From https://en.cppreference.com/w/cpp/atomic/atomic_thread_fence :

atomic_thread_fence imposes stronger synchronization constraints than an atomic store operation with the same std::memory_order. While an atomic store-release operation prevents all preceding reads and writes from moving past the store-release, an atomic_thread_fence with memory_order_release ordering prevents all preceding reads and writes from moving past all subsequent stores.

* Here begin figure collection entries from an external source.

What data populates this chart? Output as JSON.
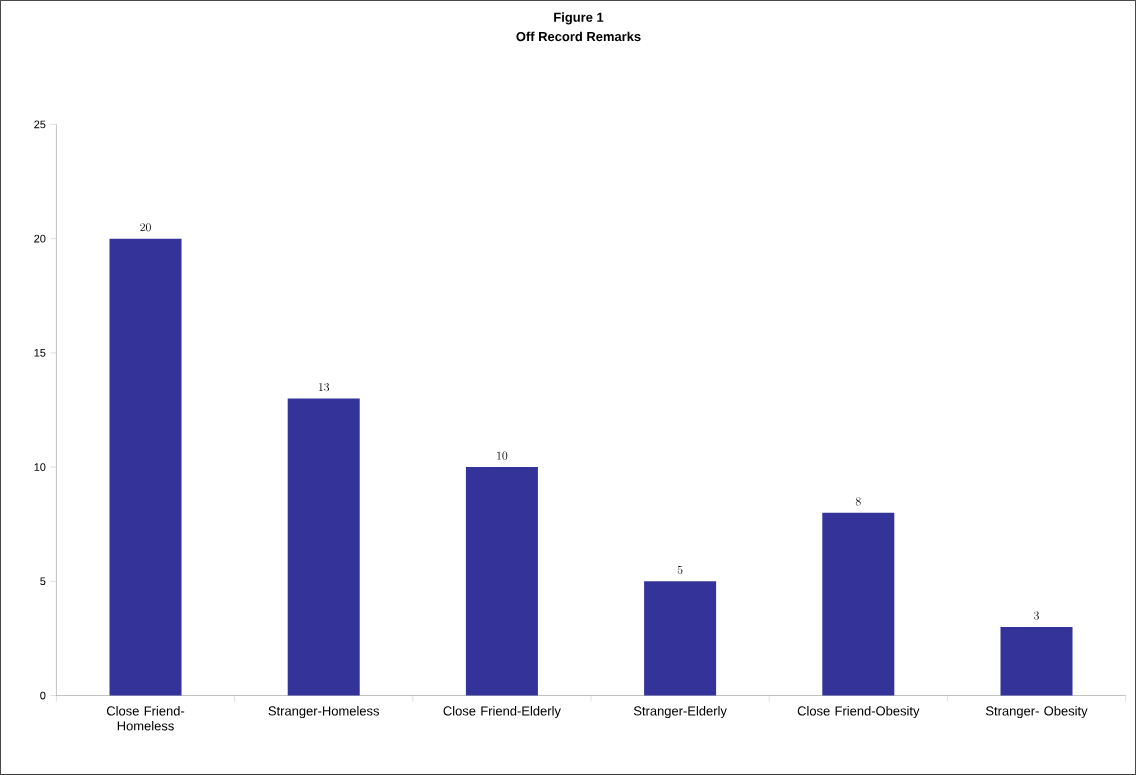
{
  "chart_data": {
    "type": "bar",
    "title": "Figure 1",
    "subtitle": "Off Record Remarks",
    "categories": [
      "Close Friend-Homeless",
      "Stranger-Homeless",
      "Close Friend-Elderly",
      "Stranger-Elderly",
      "Close Friend-Obesity",
      "Stranger- Obesity"
    ],
    "values": [
      20,
      13,
      10,
      5,
      8,
      3
    ],
    "color": "#333399",
    "ylim": [
      0,
      25
    ],
    "yticks": [
      0,
      5,
      10,
      15,
      20,
      25
    ],
    "grid": false,
    "data_labels": true
  }
}
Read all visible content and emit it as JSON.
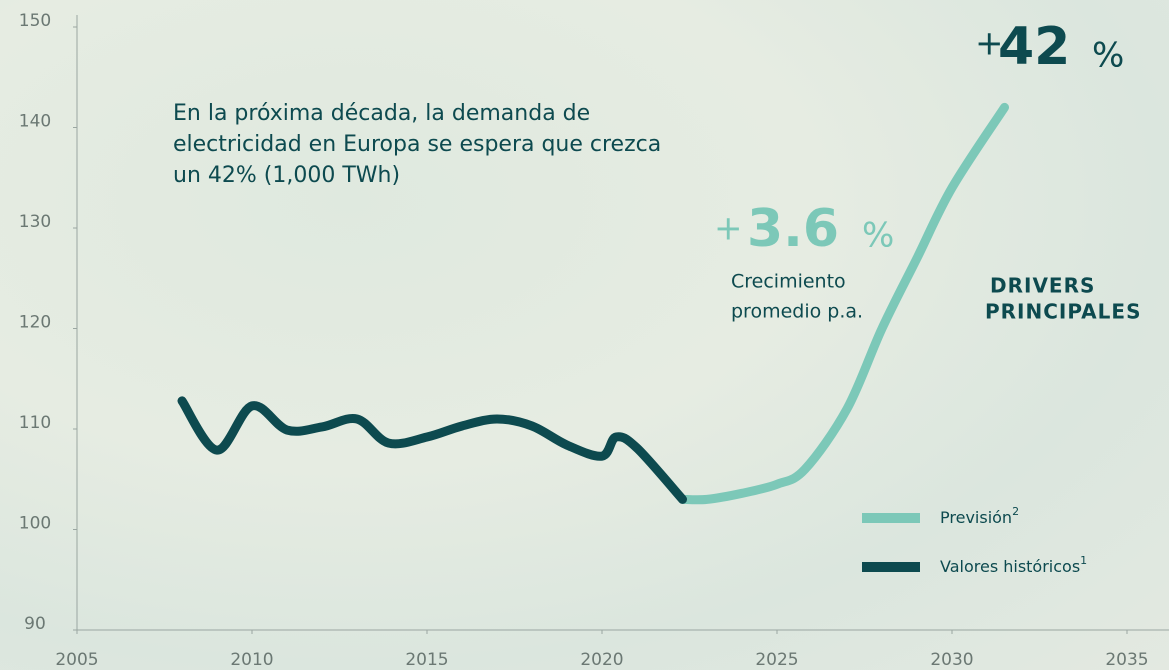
{
  "chart_data": {
    "type": "line",
    "xlim": [
      2005,
      2035
    ],
    "xticks": [
      2005,
      2010,
      2015,
      2020,
      2025,
      2030,
      2035
    ],
    "ylim": [
      90,
      150
    ],
    "yticks": [
      90,
      100,
      110,
      120,
      130,
      140,
      150
    ],
    "series": [
      {
        "name": "Previsión",
        "note": "2",
        "color": "#7cc8b8",
        "x": [
          2022.3,
          2023,
          2024,
          2025,
          2025.8,
          2027,
          2028,
          2029,
          2030,
          2031.5
        ],
        "values": [
          103,
          103,
          103.6,
          104.5,
          106,
          112,
          120,
          127,
          134,
          142
        ]
      },
      {
        "name": "Valores históricos",
        "note": "1",
        "color": "#0d4a4f",
        "x": [
          2008,
          2009,
          2010,
          2011,
          2012,
          2013,
          2013.9,
          2015,
          2016,
          2017,
          2018,
          2019,
          2020,
          2020.4,
          2021,
          2022.3
        ],
        "values": [
          112.8,
          107.9,
          112.3,
          109.9,
          110.2,
          111,
          108.6,
          109.2,
          110.3,
          111,
          110.3,
          108.4,
          107.3,
          109.2,
          108.1,
          103
        ]
      }
    ],
    "annotation": "En la próxima década, la demanda de electricidad en Europa se espera que crezca un 42% (1,000 TWh)",
    "total_growth": {
      "prefix": "+",
      "value": "42",
      "suffix": "%"
    },
    "annual_growth": {
      "prefix": "+",
      "value": "3.6",
      "suffix": "%",
      "caption": [
        "Crecimiento",
        "promedio p.a."
      ]
    },
    "drivers": [
      "DRIVERS",
      "PRINCIPALES"
    ]
  }
}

Just a small herd7 example to help me unpack the text.

1
2
3
4
5
6
7
8
9
10
11
12
13
14
15
16
17
18
19
20
21
22
23
24
25
26
27
28
29
30
31
32
33
C fence_vs_atomic

{
[x] = 0;
[y] = 0;
[z] = 0;
}

P0 (atomic_int* x, atomic_int* y, atomic_int* z) {
atomic_store_explicit(x, 1, memory_order_relaxed);

// 1. preceding operations can't go past this store (y here, but z can flow up)
atomic_store_explicit(y, 1, memory_order_release);

// 2. preceding operations can't go pass any stores (y and z here)
/* atomic_thread_fence(memory_order_release); */
/* atomic_store_explicit(y, 1, memory_order_relaxed); */

atomic_store_explicit(z, 1, memory_order_relaxed);
}

P1 (atomic_int* x, atomic_int* y, atomic_int* z) {
r0 = atomic_load_explicit(z, memory_order_acquire);
if (r0 == 1) {
r1 = atomic_load_explicit(x, memory_order_relaxed);
}
}

exists
( true
/\ 1:r0 == 1
/\ 1:r1 == 0
)

The specified result can occur with approach 1 but not with approach 2, because a fence offers stronger synchronization than an atomic store.